Houses built of sand

Heya, it's me, Buddy, back to help you take the next step forward on the path to a better understanding.  I reviewed your homework from last time, and you didn't understand the point of the cold ham, but otherwise it was a good attempt.  Don't worry about it for the moment, there will come a time when suddenly everything will fall into place.  For me, it was while I was on a walking tour of Chinese firework factories, which was unfortunate.  You can read about it in the newspapers of the time.

Today, I have a little story for you about... well, listen to the story, and maybe you can tell me what it's about!

A couple of years ago I was working in a large office that was predominantly open-plan except for offices for the more senior managers.  Those offices had glass walls and doors, which made them little more than ovens in summer.  There's a moral there in itself: he who dwells in a glass office cubicle should beware flammable paperwork; but that wouldn't be relevant for a couple of months.  I was sat at my desk meditiating on the optimal solution for Minesweeper, when a colleague of mine approached.

"Buddy, hi!" he said with a bonhomie that I immediately felt was false.  "I was wondering if you could help me out with some furniture?"

I paused for thought.  Although this is not the strangest question I've been asked, either before or since, it was certainly a puzzling one.  However, my fantastic intellect coped as I expected.

"I think you want George in Accounts," I said loudly.  "He hires himself out as furniture on the weekends.  Although I think he prefers to be naked."

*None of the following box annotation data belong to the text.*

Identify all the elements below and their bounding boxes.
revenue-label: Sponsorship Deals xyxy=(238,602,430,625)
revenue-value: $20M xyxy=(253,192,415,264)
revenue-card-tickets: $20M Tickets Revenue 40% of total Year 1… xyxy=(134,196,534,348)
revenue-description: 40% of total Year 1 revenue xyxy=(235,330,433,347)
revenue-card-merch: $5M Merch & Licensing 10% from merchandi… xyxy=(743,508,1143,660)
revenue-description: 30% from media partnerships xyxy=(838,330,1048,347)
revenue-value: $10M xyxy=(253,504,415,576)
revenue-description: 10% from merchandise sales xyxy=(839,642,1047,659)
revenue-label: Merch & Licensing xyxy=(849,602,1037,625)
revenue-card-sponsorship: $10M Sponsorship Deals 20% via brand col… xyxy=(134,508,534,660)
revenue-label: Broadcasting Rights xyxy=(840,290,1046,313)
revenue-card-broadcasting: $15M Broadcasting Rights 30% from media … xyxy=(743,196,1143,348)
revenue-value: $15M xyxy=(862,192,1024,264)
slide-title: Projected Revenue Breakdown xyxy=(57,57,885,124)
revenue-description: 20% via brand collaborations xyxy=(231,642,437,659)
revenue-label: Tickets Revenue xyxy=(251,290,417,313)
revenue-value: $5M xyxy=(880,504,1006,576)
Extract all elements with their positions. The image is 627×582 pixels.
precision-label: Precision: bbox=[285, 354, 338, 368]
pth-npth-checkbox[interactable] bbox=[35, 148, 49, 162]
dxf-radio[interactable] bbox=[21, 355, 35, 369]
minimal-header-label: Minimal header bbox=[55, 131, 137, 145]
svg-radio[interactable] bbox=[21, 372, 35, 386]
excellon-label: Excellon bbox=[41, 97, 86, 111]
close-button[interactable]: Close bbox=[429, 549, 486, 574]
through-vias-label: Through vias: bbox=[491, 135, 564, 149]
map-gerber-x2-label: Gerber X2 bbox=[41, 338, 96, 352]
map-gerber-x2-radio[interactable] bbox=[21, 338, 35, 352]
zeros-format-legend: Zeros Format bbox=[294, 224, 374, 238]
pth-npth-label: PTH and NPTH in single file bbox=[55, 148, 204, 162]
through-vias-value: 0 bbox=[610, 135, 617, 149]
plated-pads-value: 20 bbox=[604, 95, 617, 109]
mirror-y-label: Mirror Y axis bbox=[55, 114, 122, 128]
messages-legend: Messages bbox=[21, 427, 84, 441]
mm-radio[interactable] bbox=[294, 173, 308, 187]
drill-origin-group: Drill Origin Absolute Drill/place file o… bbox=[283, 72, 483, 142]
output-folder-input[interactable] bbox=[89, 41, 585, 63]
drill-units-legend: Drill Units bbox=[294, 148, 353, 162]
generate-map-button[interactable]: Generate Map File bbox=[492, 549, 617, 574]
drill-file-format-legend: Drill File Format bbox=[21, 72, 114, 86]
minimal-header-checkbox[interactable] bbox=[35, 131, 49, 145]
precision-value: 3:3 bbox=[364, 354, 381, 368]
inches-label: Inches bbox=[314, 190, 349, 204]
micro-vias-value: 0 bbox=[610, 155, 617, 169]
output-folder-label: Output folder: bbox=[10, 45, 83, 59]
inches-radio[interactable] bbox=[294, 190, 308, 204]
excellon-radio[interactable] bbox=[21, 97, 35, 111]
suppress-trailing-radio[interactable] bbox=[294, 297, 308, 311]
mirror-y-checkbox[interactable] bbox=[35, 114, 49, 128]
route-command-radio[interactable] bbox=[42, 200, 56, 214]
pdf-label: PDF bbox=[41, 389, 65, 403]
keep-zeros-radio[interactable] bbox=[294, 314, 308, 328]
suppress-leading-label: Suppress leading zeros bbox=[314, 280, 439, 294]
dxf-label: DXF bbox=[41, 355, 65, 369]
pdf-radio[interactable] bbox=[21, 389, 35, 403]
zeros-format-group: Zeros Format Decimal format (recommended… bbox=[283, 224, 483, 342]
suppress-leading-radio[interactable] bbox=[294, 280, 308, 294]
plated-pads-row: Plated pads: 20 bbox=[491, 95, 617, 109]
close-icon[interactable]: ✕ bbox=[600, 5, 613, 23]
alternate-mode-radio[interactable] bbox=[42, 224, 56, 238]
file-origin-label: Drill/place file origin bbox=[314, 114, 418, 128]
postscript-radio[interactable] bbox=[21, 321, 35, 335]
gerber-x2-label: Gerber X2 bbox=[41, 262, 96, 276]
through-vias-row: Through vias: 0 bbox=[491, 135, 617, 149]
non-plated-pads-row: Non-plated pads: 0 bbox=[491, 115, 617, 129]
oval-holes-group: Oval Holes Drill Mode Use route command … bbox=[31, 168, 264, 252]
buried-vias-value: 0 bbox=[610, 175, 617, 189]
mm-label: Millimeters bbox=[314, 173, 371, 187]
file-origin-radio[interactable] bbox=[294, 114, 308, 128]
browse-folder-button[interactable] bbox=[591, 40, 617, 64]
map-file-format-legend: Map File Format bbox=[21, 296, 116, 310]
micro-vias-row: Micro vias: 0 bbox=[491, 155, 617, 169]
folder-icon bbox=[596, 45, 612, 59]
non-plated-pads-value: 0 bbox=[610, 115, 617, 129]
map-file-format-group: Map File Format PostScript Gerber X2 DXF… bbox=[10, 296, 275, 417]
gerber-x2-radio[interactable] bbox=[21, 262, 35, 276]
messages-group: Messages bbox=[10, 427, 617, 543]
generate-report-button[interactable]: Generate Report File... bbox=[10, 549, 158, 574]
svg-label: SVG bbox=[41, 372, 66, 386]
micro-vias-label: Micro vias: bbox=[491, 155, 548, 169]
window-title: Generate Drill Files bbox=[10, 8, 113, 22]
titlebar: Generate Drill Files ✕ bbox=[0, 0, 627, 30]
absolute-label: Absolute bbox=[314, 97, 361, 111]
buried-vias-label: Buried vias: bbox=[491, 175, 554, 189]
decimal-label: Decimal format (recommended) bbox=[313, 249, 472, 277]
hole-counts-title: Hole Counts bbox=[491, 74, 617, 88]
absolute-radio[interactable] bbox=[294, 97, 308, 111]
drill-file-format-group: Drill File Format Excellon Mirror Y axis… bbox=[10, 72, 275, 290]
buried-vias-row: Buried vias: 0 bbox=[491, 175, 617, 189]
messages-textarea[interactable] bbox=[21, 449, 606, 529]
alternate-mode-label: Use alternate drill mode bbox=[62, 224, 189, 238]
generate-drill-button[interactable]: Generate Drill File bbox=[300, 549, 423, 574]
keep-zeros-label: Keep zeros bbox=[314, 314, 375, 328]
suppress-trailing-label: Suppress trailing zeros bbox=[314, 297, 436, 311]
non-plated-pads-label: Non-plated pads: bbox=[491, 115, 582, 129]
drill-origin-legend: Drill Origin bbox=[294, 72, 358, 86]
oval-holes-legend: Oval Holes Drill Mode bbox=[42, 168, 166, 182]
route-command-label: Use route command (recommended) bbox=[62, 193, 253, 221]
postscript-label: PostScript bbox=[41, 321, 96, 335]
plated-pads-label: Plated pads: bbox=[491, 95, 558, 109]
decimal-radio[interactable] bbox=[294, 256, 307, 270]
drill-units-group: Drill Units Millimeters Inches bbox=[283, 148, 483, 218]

My colleague looked a little stunned and his face gradually suffused with red until he looked like a blushing Weeble.  I wondered if indeed he would wobble but not fall over, but couldn't reach him across my desk.  "Er, no, Buddy, that's not what I meant," he said quietly, leaning in a little.  "I meant, I'm moving into a new flat on the weekend and it's unfurnished.  I was thinking you might have some old furniture you don't want any more than you could let me have.  Maybe you could drop it round on Saturday afternoon?"

At that time I wasn't fully enlightened and I still had some lingering attachments to material things, but I had succeeded in giving up quite a lot of my possessions already.  I had little intention of surrending the little I had left.

"You must ask yourself," I said, lifting my hands up, "if these are the hands of a carpenter.  If they are not, then why would you expect me to have an excess of furniture?  You attach yourself too easily to material objects.  Whereas I must take the low road, and suffer the degradation of owning, of possessing, of enslaving the material world and denigrating myself, debasing myself in the gutter of ownership and washing myself in the filth of purchase, you have the chance to start afresh, to free yourself from the sins of your father and to bask in the reflected glory of the already enlightened.  A lack of furniture is the obvious way to rid yourself of all possessions, and all the psychological ties that are associated with them.  Untie the bonds and free your spirit!  Burn your books and your bra, deny yourself the comfort of a feather bed and sleep instead on the simple earth and commune with it.  Learn about it as it already knows about you, and appreciate what it can teach you.  Aim for enlightenment, for to aim lower is to deny yourself the fullness of what you can become."

"...thanks Buddy..." he muttered, plucking at his shirt where his bra-straps were showing.  He shuffled away not talking to anyone and reminding me again of a weeble.

A few days later, just before the weekend, he fell down fourteen flights of stairs, thus revealing to me that some weebles don't wobble but do fall down.

The moral of this tale, therefore, is that George from Accounts offers very reasonable rates to impersonate furniture, although it is better not to have guests round when he is working.